This project is an Exploratory Data Analysis (EDA) focused on Data Center energy efficiency, addressing the critical correlation between workload, temperature, and electrical power consumption.
Originally structured at an academic level and converted into a clean Python script, the goal of this repository is to demonstrate skills in data cleaning, statistical inference, and graphical visualization applied to infrastructure metrics.

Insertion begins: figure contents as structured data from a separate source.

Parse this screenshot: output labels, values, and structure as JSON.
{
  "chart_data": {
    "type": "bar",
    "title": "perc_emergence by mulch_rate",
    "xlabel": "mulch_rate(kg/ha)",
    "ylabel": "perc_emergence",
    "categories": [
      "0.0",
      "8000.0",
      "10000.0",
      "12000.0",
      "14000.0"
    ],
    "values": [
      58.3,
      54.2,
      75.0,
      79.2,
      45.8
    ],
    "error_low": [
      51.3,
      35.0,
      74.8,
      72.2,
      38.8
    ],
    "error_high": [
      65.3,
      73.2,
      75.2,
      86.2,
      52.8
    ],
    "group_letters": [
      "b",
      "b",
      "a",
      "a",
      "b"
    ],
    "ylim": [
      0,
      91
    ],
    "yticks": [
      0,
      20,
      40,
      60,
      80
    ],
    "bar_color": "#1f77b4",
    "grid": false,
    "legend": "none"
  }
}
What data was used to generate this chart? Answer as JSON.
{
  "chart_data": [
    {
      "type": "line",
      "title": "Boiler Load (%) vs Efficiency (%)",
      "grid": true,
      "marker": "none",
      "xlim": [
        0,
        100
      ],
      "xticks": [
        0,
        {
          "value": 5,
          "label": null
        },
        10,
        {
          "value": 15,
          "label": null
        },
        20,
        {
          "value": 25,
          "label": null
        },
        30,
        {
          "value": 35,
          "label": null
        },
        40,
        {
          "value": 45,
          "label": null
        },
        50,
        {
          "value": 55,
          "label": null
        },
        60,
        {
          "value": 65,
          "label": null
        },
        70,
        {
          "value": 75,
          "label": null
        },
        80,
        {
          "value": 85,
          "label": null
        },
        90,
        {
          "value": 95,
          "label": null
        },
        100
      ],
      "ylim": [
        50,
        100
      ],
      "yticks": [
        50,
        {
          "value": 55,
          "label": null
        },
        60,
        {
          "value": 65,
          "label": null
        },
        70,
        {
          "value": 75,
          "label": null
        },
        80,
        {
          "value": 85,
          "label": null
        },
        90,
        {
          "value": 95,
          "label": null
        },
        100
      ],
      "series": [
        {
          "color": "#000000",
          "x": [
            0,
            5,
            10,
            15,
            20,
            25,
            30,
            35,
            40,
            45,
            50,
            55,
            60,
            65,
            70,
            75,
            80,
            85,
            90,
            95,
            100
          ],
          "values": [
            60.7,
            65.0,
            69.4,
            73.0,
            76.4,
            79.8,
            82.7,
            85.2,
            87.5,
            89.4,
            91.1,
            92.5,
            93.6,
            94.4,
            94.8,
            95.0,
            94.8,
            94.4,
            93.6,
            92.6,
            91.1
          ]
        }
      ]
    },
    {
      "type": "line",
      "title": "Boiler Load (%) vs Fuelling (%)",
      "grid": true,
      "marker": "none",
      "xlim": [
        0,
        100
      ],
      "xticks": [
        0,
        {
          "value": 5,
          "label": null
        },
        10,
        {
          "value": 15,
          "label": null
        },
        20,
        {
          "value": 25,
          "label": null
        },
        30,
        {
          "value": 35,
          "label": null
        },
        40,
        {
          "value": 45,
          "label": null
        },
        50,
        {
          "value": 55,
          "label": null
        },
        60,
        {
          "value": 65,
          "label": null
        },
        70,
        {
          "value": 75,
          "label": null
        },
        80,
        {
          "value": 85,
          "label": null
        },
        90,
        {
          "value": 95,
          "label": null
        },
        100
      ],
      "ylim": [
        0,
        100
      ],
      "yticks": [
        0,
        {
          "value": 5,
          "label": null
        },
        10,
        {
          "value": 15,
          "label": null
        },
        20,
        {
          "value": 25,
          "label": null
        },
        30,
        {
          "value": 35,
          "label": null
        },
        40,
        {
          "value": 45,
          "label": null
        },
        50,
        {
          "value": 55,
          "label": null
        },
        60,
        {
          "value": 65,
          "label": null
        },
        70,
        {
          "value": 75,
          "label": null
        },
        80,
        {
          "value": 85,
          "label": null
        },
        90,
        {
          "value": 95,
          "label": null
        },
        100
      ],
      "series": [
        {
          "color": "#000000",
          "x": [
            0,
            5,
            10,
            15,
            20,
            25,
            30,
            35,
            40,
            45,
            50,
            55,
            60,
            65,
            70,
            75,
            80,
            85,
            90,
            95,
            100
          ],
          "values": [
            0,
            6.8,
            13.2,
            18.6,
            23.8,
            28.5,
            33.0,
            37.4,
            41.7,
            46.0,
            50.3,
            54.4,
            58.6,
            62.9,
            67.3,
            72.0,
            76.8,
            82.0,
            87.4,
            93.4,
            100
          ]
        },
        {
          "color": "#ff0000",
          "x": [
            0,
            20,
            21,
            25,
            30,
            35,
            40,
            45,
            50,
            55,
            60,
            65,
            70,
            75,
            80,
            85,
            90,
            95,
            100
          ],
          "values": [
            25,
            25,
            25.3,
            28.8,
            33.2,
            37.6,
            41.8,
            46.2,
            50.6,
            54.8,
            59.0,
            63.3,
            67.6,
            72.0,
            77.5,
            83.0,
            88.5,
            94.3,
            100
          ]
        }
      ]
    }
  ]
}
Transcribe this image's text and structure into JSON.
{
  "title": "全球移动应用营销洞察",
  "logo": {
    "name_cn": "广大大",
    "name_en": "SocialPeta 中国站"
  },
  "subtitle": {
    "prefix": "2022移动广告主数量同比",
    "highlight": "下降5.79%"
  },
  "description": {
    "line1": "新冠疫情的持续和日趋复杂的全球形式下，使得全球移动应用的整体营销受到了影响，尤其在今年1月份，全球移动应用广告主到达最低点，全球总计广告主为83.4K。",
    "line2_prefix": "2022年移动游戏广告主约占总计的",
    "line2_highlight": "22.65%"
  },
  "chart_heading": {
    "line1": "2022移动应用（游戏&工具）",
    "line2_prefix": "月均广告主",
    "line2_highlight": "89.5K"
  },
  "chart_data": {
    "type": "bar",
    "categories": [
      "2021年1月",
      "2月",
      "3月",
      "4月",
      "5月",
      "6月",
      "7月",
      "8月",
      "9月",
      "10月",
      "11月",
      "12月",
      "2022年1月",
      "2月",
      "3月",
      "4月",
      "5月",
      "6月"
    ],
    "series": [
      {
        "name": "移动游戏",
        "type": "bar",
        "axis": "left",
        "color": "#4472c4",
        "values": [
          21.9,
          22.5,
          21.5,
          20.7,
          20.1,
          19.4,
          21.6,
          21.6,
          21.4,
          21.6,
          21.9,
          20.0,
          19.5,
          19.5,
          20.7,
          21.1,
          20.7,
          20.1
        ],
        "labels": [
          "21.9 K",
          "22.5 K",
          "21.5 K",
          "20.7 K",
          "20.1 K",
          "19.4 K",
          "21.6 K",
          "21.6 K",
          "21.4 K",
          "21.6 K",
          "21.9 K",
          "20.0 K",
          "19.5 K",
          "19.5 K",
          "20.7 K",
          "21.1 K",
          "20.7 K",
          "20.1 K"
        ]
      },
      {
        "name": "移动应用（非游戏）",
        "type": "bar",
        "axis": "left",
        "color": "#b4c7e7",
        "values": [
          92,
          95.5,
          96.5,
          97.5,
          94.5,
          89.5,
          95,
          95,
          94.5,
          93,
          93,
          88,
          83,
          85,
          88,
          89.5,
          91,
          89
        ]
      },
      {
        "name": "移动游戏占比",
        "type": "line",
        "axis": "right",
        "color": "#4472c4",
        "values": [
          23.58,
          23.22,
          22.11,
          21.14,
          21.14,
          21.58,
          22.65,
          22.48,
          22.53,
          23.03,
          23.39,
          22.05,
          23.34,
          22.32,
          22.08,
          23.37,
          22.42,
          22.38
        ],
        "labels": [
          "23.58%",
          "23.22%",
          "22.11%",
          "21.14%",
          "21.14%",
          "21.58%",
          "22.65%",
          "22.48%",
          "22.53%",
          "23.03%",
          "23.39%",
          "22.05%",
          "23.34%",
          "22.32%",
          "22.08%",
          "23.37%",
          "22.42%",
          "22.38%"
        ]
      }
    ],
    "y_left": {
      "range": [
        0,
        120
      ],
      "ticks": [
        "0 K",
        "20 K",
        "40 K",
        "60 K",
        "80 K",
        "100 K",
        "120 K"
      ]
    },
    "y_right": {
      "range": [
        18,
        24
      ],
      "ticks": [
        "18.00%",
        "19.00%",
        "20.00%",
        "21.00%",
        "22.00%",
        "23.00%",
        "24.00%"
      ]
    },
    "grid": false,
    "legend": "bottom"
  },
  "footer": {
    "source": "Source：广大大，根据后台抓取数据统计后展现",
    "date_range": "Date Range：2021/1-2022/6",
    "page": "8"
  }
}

- Automatic Extraction: Autonomously consumes the
programmer3/data-center-cold-source-control-datasetdataset via Kaggle API. - Treatment and Normalization: Renames extracted columns to clear English standards (
workload,temperature,power_consumption,cooling_parameters), converts data to numeric types, and handles null values using robust medians. - Outlier Analysis: Identifies critical peaks in temperature and processing using the Interquartile Range (IQR) technique, removing anomalies and sensor noise.
- Relevant Feature Engineering:
esforco_energia: Energy cost relative to workload.risco_termico: Thermal evaluation versus cooling parameters.
- Visual Insights (Charts):
- Population histograms.
- Comparative boxplots showing data before and after outlier removal.
- Variable correlation heatmap.
- Scatterplot between workload and power.
├── main.py # Main Python script containing data routine, engineering, and plotting
└── .github/ # CI workflows and issue templates
Install the main dependencies and run the script:
pip install pandas numpy matplotlib seaborn scikit-learn kagglehub
python main.pyAnalysis developed for exploratory purposes in green IT management and operational stability.